Bununla ilgili kıssada ise Ebu’l-Vefa Hazretlerinin bir çocuğu oluyor. Bu biraz palazlanınca işte 4-5 yaşlarına gelince, su dolduran sakiler var. Onların kırbalarını bir iğne yapmış böyle çocuk onunla deliyor. Oradan emerek o suları içiyor. Bir iki habire çocuk yapıyor. O şeyler rahatsız oluyor ondan. Su dağıtan kişiler; “Ebu’l Vefa Hazretlerine işte söyleyelim mi, söylemeyelim mi?” diyor. Artık canlarına tak ediyor. Çünkü onun tamiriyle uğraş. Zaman kaybı. Toplanıp gidiyorlar; “Efendim, böyle böyle sizin çocuğunuz böyle, bizim işte kırbaları deliyor. Oradan işte emerek su içiyor”.

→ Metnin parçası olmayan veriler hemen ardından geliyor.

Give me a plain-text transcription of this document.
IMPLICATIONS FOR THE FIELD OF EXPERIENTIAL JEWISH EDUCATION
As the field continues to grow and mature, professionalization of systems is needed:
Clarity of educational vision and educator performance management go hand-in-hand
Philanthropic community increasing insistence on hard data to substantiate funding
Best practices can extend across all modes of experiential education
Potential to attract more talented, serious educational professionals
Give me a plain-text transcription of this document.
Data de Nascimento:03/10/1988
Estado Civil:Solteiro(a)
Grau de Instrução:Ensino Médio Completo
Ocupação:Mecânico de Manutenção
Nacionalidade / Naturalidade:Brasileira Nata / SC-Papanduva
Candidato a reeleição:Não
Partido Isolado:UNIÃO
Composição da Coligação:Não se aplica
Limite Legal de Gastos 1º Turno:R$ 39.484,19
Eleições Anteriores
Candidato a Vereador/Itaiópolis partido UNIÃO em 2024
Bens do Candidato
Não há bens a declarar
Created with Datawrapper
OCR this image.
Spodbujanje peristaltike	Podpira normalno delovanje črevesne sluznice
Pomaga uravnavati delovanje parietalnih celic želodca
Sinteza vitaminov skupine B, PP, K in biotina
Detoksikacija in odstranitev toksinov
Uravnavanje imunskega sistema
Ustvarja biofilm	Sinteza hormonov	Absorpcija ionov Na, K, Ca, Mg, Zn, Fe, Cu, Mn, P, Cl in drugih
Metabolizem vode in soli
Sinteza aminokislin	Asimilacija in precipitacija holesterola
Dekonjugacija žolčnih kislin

“Ha öyle mi?” diyor, “Tamam” diyor. Hemen onların ücretini veriyor. Onlara hediye de veriyor. “Kusura bakmayın” diyor. Özür diliyor. Ondan sonra çocuğa hiç şey yapmıyor.
Direkt hemen evine gidiyor hanımına. Diyor; “Hanım, sen işte bizim çocuğa hamileyken bir şeye aşerdin mi, yani birşey almak istedin mi?” O da diyor; “Bey, bizim komşunun bahçesinde limon ağacı var” diyor. “Onlar bizim bahçeye doğru sarkıyordu. Bende onları sapsarı görünce, onları mis gibi kokunca canım çekiyordu. İşte bende istemeye utanıyordum komşudan. Bir limondan dolayı. İşte onu ben” dedi, “Bir iğneyle deldim. Oradan biraz emdim, yani birkaç defa yaptım bunu. Ama” dedi, “Söylemeyi sana unuttum ya da işte yani basit bir şey diye söylemedim.”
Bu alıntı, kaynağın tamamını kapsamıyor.